In 1965, when Joel Pritchard and two of his friends devised a backyard game named pickleball on Bainbridge Island, Washington, they likely had no idea that in the year 2022 it would be adopted as the state’s official sport. 

While there are different stories as to how the game got its name, the fact remains that it’s as popular today as it has ever been.  

Though most people think of pickleball as a game popular with California and Florida retirees, the sport is quickly picking up popularity with people of all ages and abilities. 

Join Brian Sullivan and spend a weekend in Municipal Park, home of the lively and growing Westfield Pickleball Club. 

Read the full transcript:

Zydalis Bauer, Connecting Point: In 1965, when Joel Pritchard and two of his friends devise a backyard game named pickleball on Bainbridge Island, Washington, they likely had no idea that in the year 2022 it would be adopted as the state’s official sport.

And while many may think of it as a game relegated to the retirement communities of Florida or California, after spending a weekend with the Westfield Pickleball Club, Connecting Point’s Brian Sullivan learned that it’s a game for all ages and abilities.

Brian Sullivan, Connecting Point: From outside this fence, it may sound like someone is cooking up the slowest popping batch of popcorn. From the inside, it has all the makings of a round robin tournament.

The game is called pickleball, and now, in its sixth decade of existence, more people than ever are familiar with its intricacies and peculiarities. But for the uninitiated, here’s a quick summary…

Scott Labombard, Westfield Pickleball: It’s a hybrid of tennis, ping pong, racquetball. And that’s — that’s why you see a lot of these different players here, is they played all these different racket sports.

And it’s just a great transition, you know, out of those sports into something new.

Brian Sullivan: This is a typical packed crowd for a weekend here at Municipal Park in Westfield, especially one with such nice weather.

However, these six courts weren’t always in this tip top condition that we’re seeing now. But thanks to the persistence of some ardent lovers of this game, they were able to secure the funding necessary to transform them into what they are today.

Shannon Small, Westfield Pickleball: These were clay courts here in Westfield, but they were under disrepair. So and I said, “Let’s get a group together.”

And we kept petitioning the city. We knew that the state house had some money, so we asked that they go down there and get that money as well and build these courts here for dedicated pickleball courts, which is one of the fastest up and growing sports.

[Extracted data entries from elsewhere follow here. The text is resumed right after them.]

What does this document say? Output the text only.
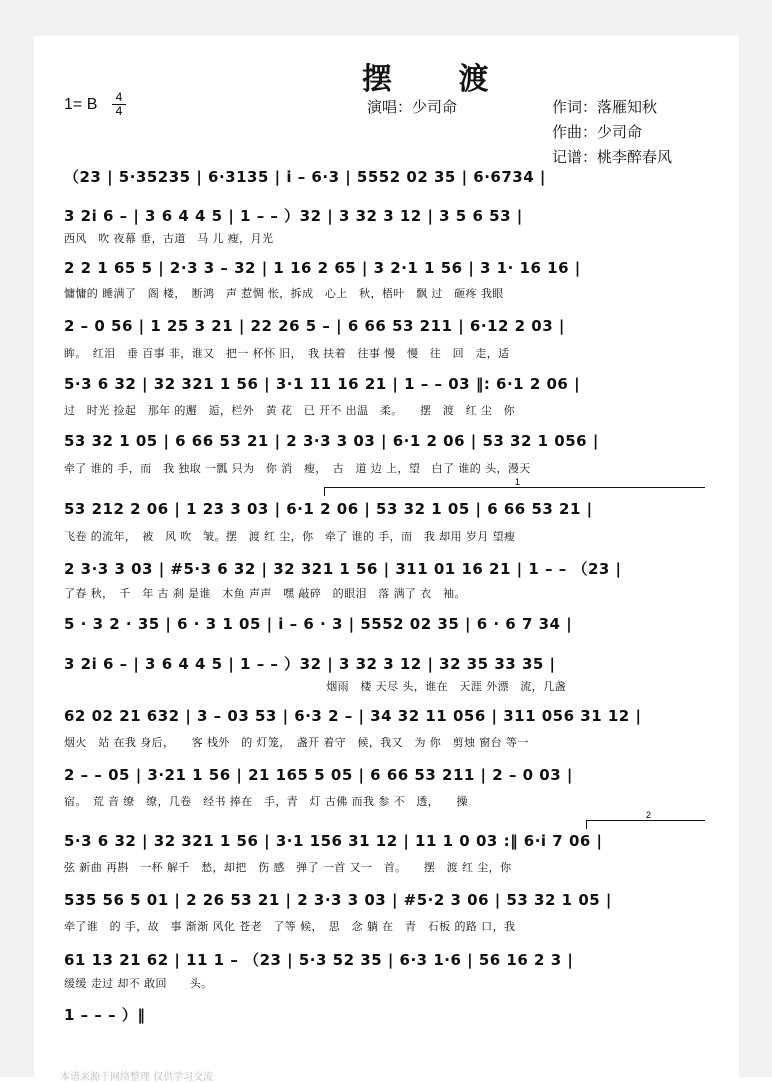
摆 渡
1= B $\frac{4}{4}$	演唱：少司命	作词：落雁知秋
作曲：少司命
记谱：桃李醉春风
（23 | 5·35235 | 6·3135 | i – 6·3 | 5552 02 35 | 6·6734 |
3 2i 6 – | 3 6 4 4 5 | 1 – – ）32 | 3 32 3 12 | 3 5 6 53 |
西风　吹 夜幕 垂，古道　马 儿 瘦，月光
2 2 1 65 5 | 2·3 3 – 32 | 1 16 2 65 | 3 2·1 1 56 | 3 1· 16 16 |
慵慵的 睡满了　阁 楼，　断鸿　声 惹惆 怅，拆成　心上　秋，梧叶　飘 过　砸疼 我眼
2 – 0 56 | 1 25 3 21 | 22 26 5 – | 6 66 53 211 | 6·12 2 03 |
眸。　红泪　垂 百事 非，谁又　把一 杯怀 旧，　我 扶着　往事 慢　慢　往　回　走，适
5·3 6 32 | 32 321 1 56 | 3·1 11 16 21 | 1 – – 03 ‖: 6·1 2 06 |
过　时光 捡起　那年 的邂　逅，栏外　黄 花　已 开不 出温　柔。　　摆　渡　红 尘　你
53 32 1 05 | 6 66 53 21 | 2 3·3 3 03 | 6·1 2 06 | 53 32 1 056 |
牵了 谁的 手，而　我 独取 一瓢 只为　你 消　瘦，　古　道 边 上，望　白了 谁的 头，漫天
1
53 212 2 06 | 1 23 3 03 | 6·1 2 06 | 53 32 1 05 | 6 66 53 21 |
飞卷 的流年，　被　风 吹　皱。摆　渡 红 尘，你　牵了 谁的 手，而　我 却用 岁月 望瘦
2 3·3 3 03 | #5·3 6 32 | 32 321 1 56 | 311 01 16 21 | 1 – – （23 |
了春 秋，　千　年 古 刹 是谁　木鱼 声声　嘿 敲碎　的眼泪　落 满了 衣　袖。
5 · 3 2 · 35 | 6 · 3 1 05 | i – 6 · 3 | 5552 02 35 | 6 · 6 7 34 |
3 2i 6 – | 3 6 4 4 5 | 1 – – ）32 | 3 32 3 12 | 32 35 33 35 |
　　　　　　　　　　　　　　　　　　　　　　　烟雨　楼 天尽 头，谁在　天涯 外漂　流，几盏
62 02 21 632 | 3 – 03 53 | 6·3 2 – | 34 32 11 056 | 311 056 31 12 |
烟火　站 在我 身后，　　客 栈外　的 灯笼，　盏开 着守　候，我又　为 你　剪烛 窗台 等一
2 – – 05 | 3·21 1 56 | 21 165 5 05 | 6 66 53 211 | 2 – 0 03 |
宿。　荒 音 缭　缭，几卷　经书 捧在　手，青　灯 古佛 而我 参 不　透，　　操
2
5·3 6 32 | 32 321 1 56 | 3·1 156 31 12 | 11 1 0 03 :‖ 6·i 7 06 |
弦 新曲 再斟　一杯 解千　愁，却把　伤 感　弹了 一首 又一　首。　　摆　渡 红 尘，你
535 56 5 01 | 2 26 53 21 | 2 3·3 3 03 | #5·2 3 06 | 53 32 1 05 |
牵了谁　的 手，故　事 渐渐 风化 苍老　了等 候，　思　念 躺 在　青　石板 的路 口，我
61 13 21 62 | 11 1 – （23 | 5·3 52 35 | 6·3 1·6 | 56 16 2 3 |
缓缓 走过 却不 敢回　　头。
1 – – – ）‖
本谱来源于网络整理 仅供学习交流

And we knew it would happen and these courts would always be full. And usually, any time you come down here, early morning or late in the afternoons, these courts are filled. So, it was a joint effort between Nancy Stolpinksi and myself to make this wonderful facility happen with the city of Westfield and our old mayor, Brian Sullivan.

Brian Sullivan: Different Brian Sullivan.

This one took some coaxing to get out on these courts, because the slogan for the club is “Pickleball for all,” and they certainly live up to it.

Jim Lotatt, for example, is in his eighties and still delivers the goods. Denise Roy is by no means letting her modified wheelchair slow her down, and they’re both solid players.

For those of us still learning, they’ve got some side courts for practicing and picking up on the fundamentals. Like this little area up by the net is known as the kitchen. And I learned that if someone steps into my kitchen, they’re going to pay for that meal.

They say it looks like checkers but plays like chess. I say it looks like doubles ping pong on a life sized table. Whatever it is, it’s a lot of fun and it’s bringing a lot of people out here to these courts.

All fun aside, health and safety always top the priority list here, and not just for things like breaks and sprains. This park was the recipient of a donated AED box from the Kevs Foundation, a 500 1c3, started by Susan Canning, whose son Kevin Major passed from an unexpected cardiac event at the age of 19.

Anyone thinking a pickleball court isn’t a prime location for this type of thing would be mistaken.

Susan Canning, Kevs Foundation: We actually had a cardiac event.

Luckily, the Kevs Foundation months earlier had donated an AED, plus the emergency box, and within 85 seconds, the community members playing pickleball with the gentleman that had the event went into action, called 911, grabbed the code, opened the box, grab the AED while somebody else was performing CPR.

And we have a fantastic, successful story and that’s what we’re looking to do.

Brian Sullivan: Members pay a nominal fee of $10 per year, which is good for the club because it gives them the insurance coverage. Players, in turn have access to these courts and tournament schedules, and for anyone without equipment, they’ve got plenty of that to go around even as the numbers continue to grow.

If this club was just a plan on paper a few years ago, it’s safe to say that it’s been a successful mission so far, and everyone involved couldn’t be happier with the results.

Joe Zazzaro, Westfield Pickleball: It’s pickleball for all here in Westfield. There’s nothing better than having people of all ages be able to compete.

But the thing that’s incredible process, it’s fun. They have so much fun and we want it to be fun. That’s the thing. Everyone’s social. Everyone has so much fun playing pickleball and we accept everyone.

We have a huge pickleball community here in Westfield. It’s awesome!